Shubin released his book Your Inner Fish in 2009 to critical acclaim. The book became a national bestseller, won a Phi Beta Kappa Award in Science, was recognized by the National Academy of Sciences as the best book of the year, and even earned Shubin an appearance on The Colbert Report. Not long after the book appeared in print, Shubin worked with the Howard Hughes Medical Institute to turn the book into a mini-series that aired on PBS.

Your Inner Fish tells stories of discovery, including his own insights as a fish paleontologist teaching a human anatomy lab and his expeditions that uncovered Tiktaalik, while also covering “the greatest hits” of developmental biology history.
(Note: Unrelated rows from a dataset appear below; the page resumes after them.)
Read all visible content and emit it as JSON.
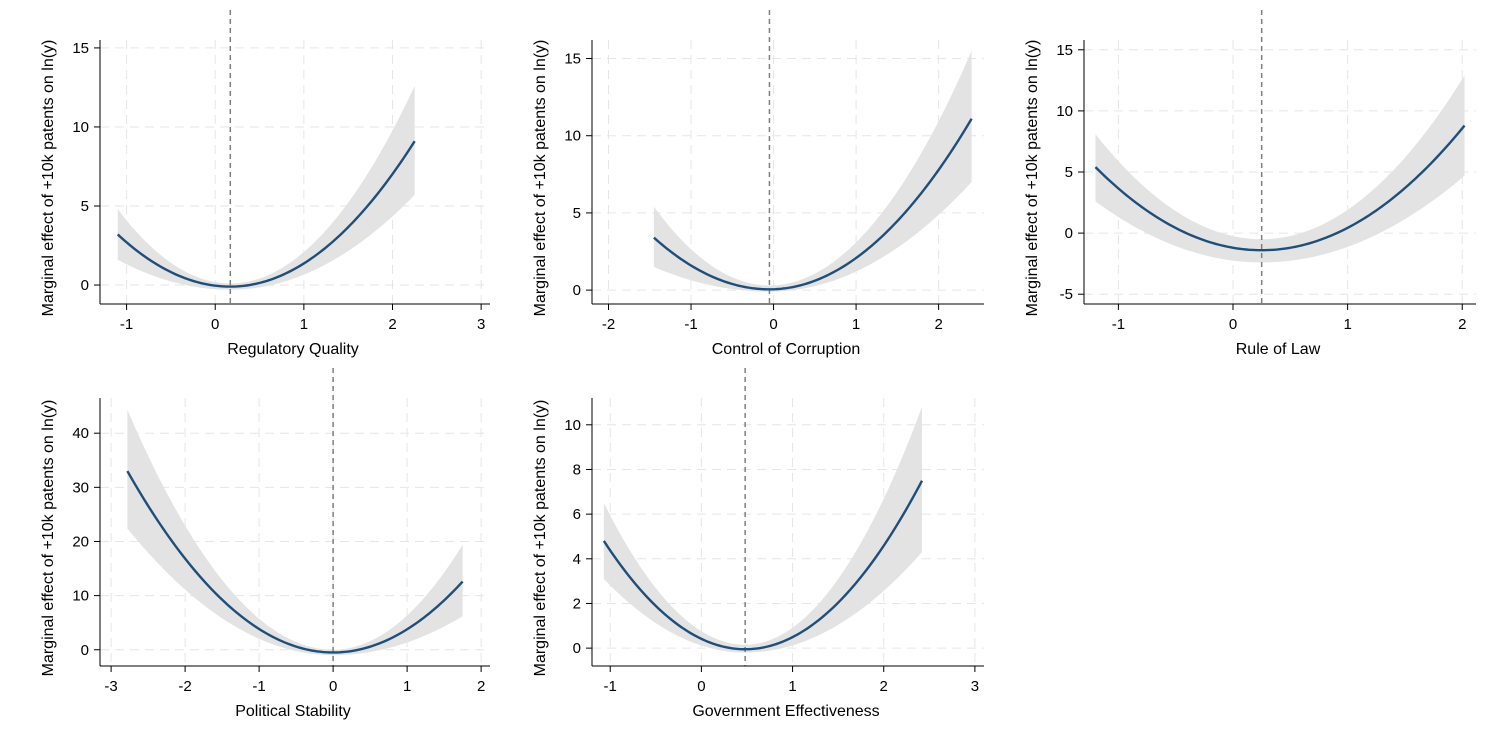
{
  "chart_data": [
    {
      "type": "line",
      "xlabel": "Regulatory Quality",
      "ylabel": "Marginal effect of +10k patents on ln(y)",
      "xticks": [
        -1,
        0,
        1,
        2,
        3
      ],
      "yticks": [
        0,
        5,
        10,
        15
      ],
      "xlim": [
        -1.3,
        3.1
      ],
      "ylim": [
        -1.2,
        15.5
      ],
      "xrange": [
        -1.1,
        2.25
      ],
      "vline": 0.17,
      "curve": [
        [
          -1.1,
          3.2
        ],
        [
          0.17,
          -0.1
        ],
        [
          2.25,
          9.1
        ]
      ],
      "ci_lower": [
        [
          -1.1,
          1.6
        ],
        [
          0.17,
          -0.3
        ],
        [
          2.25,
          5.7
        ]
      ],
      "ci_upper": [
        [
          -1.1,
          4.8
        ],
        [
          0.17,
          0.1
        ],
        [
          2.25,
          12.6
        ]
      ],
      "grid": true
    },
    {
      "type": "line",
      "xlabel": "Control of Corruption",
      "ylabel": "Marginal effect of +10k patents on ln(y)",
      "xticks": [
        -2,
        -1,
        0,
        1,
        2
      ],
      "yticks": [
        0,
        5,
        10,
        15
      ],
      "xlim": [
        -2.2,
        2.55
      ],
      "ylim": [
        -0.9,
        16.2
      ],
      "xrange": [
        -1.45,
        2.4
      ],
      "vline": -0.05,
      "curve": [
        [
          -1.45,
          3.4
        ],
        [
          -0.05,
          0.05
        ],
        [
          2.4,
          11.1
        ]
      ],
      "ci_lower": [
        [
          -1.45,
          1.5
        ],
        [
          -0.05,
          -0.1
        ],
        [
          2.4,
          7.0
        ]
      ],
      "ci_upper": [
        [
          -1.45,
          5.4
        ],
        [
          -0.05,
          0.3
        ],
        [
          2.4,
          15.5
        ]
      ],
      "grid": true
    },
    {
      "type": "line",
      "xlabel": "Rule of Law",
      "ylabel": "Marginal effect of +10k patents on ln(y)",
      "xticks": [
        -1,
        0,
        1,
        2
      ],
      "yticks": [
        -5,
        0,
        5,
        10,
        15
      ],
      "xlim": [
        -1.3,
        2.12
      ],
      "ylim": [
        -5.8,
        15.8
      ],
      "xrange": [
        -1.2,
        2.02
      ],
      "vline": 0.25,
      "curve": [
        [
          -1.2,
          5.4
        ],
        [
          0.25,
          -1.4
        ],
        [
          2.02,
          8.8
        ]
      ],
      "ci_lower": [
        [
          -1.2,
          2.6
        ],
        [
          0.25,
          -2.4
        ],
        [
          2.02,
          4.7
        ]
      ],
      "ci_upper": [
        [
          -1.2,
          8.1
        ],
        [
          0.25,
          -0.5
        ],
        [
          2.02,
          12.9
        ]
      ],
      "grid": true
    },
    {
      "type": "line",
      "xlabel": "Political Stability",
      "ylabel": "Marginal effect of +10k patents on ln(y)",
      "xticks": [
        -3,
        -2,
        -1,
        0,
        1,
        2
      ],
      "yticks": [
        0,
        10,
        20,
        30,
        40
      ],
      "xlim": [
        -3.15,
        2.12
      ],
      "ylim": [
        -3.0,
        46.5
      ],
      "xrange": [
        -2.78,
        1.75
      ],
      "vline": 0.0,
      "curve": [
        [
          -2.78,
          33.0
        ],
        [
          0.0,
          -0.5
        ],
        [
          1.75,
          12.6
        ]
      ],
      "ci_lower": [
        [
          -2.78,
          22.4
        ],
        [
          0.0,
          -1.0
        ],
        [
          1.75,
          6.2
        ]
      ],
      "ci_upper": [
        [
          -2.78,
          44.3
        ],
        [
          0.0,
          0.0
        ],
        [
          1.75,
          19.4
        ]
      ],
      "grid": true
    },
    {
      "type": "line",
      "xlabel": "Government Effectiveness",
      "ylabel": "Marginal effect of +10k patents on ln(y)",
      "xticks": [
        -1,
        0,
        1,
        2,
        3
      ],
      "yticks": [
        0,
        2,
        4,
        6,
        8,
        10
      ],
      "xlim": [
        -1.2,
        3.1
      ],
      "ylim": [
        -0.8,
        11.2
      ],
      "xrange": [
        -1.07,
        2.42
      ],
      "vline": 0.48,
      "curve": [
        [
          -1.07,
          4.8
        ],
        [
          0.48,
          -0.05
        ],
        [
          2.42,
          7.5
        ]
      ],
      "ci_lower": [
        [
          -1.07,
          3.1
        ],
        [
          0.48,
          -0.2
        ],
        [
          2.42,
          4.3
        ]
      ],
      "ci_upper": [
        [
          -1.07,
          6.5
        ],
        [
          0.48,
          0.15
        ],
        [
          2.42,
          10.8
        ]
      ],
      "grid": true
    }
  ]
}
Throughout the book and documentary, Shubin excels at conveying to his audience the profound similarities between different life forms that he had come to appreciate over his career.

“The thing that I absolutely love, whether it’s through fossils or development and DNA, is that we are deeply connected to the rest of life on this planet. And if there’s one thing you learn by studying development, it’s the power of those connections,” said Shubin. 

The Beginner’s Mind

Beyond the bookshelf and television screen, the content of Your Inner Fish now lives on in the lecture halls of UChicago where Shubin teaches a related course to non-biology majors. Facing an audience with little prerequisite knowledge of developmental biology forces him to return to first principles and embrace what he refers to as “the beginner’s mind.”

“When you’re a beginner, you have a certain level of childlike wonder and enthusiasm, which you can lose. And communicating like that in class and in the general public really gives me that beginner’s mind again,” said Shubin.

Shubin also credits the fresh look at familiar content that he gets through teaching and outreach with impacting his research. Communicating with the public has given him a greater appreciation for the different backgrounds of formally trained scientists who attend his talks or read papers he wrote.

While numerous awards have recognized Shubin’s public outreach, the recognition by SDB with the Viktor Hamburger Outstanding Educator Award is a sign that his work is just as respected within the field of developmental biology.  For Shubin, this recognition by leaders in the field is deeply affirming. 

“I’ve always seen myself as a paleontologist who sort of did dev-bio on the side, and then dev-bio became more and more a part of my life,” said Shubin. “[Winning the prize] is a big deal because I shifted into the field, and for a long time I felt like an outsider… I was really out of my comfort zone.”

Finding success outside of his comfort zone is one of many themes of Shubin’s career. Exploring remote areas of the world led to his breakthrough fossil discoveries. His experience as a fish paleontologist teaching students how to dissect a human cadaver served as a throughline for his first book. We should not be surprised that his success as an educator is grounded in the experience of being a beginner, as someone seeing the wonders of developmental biology for the first time.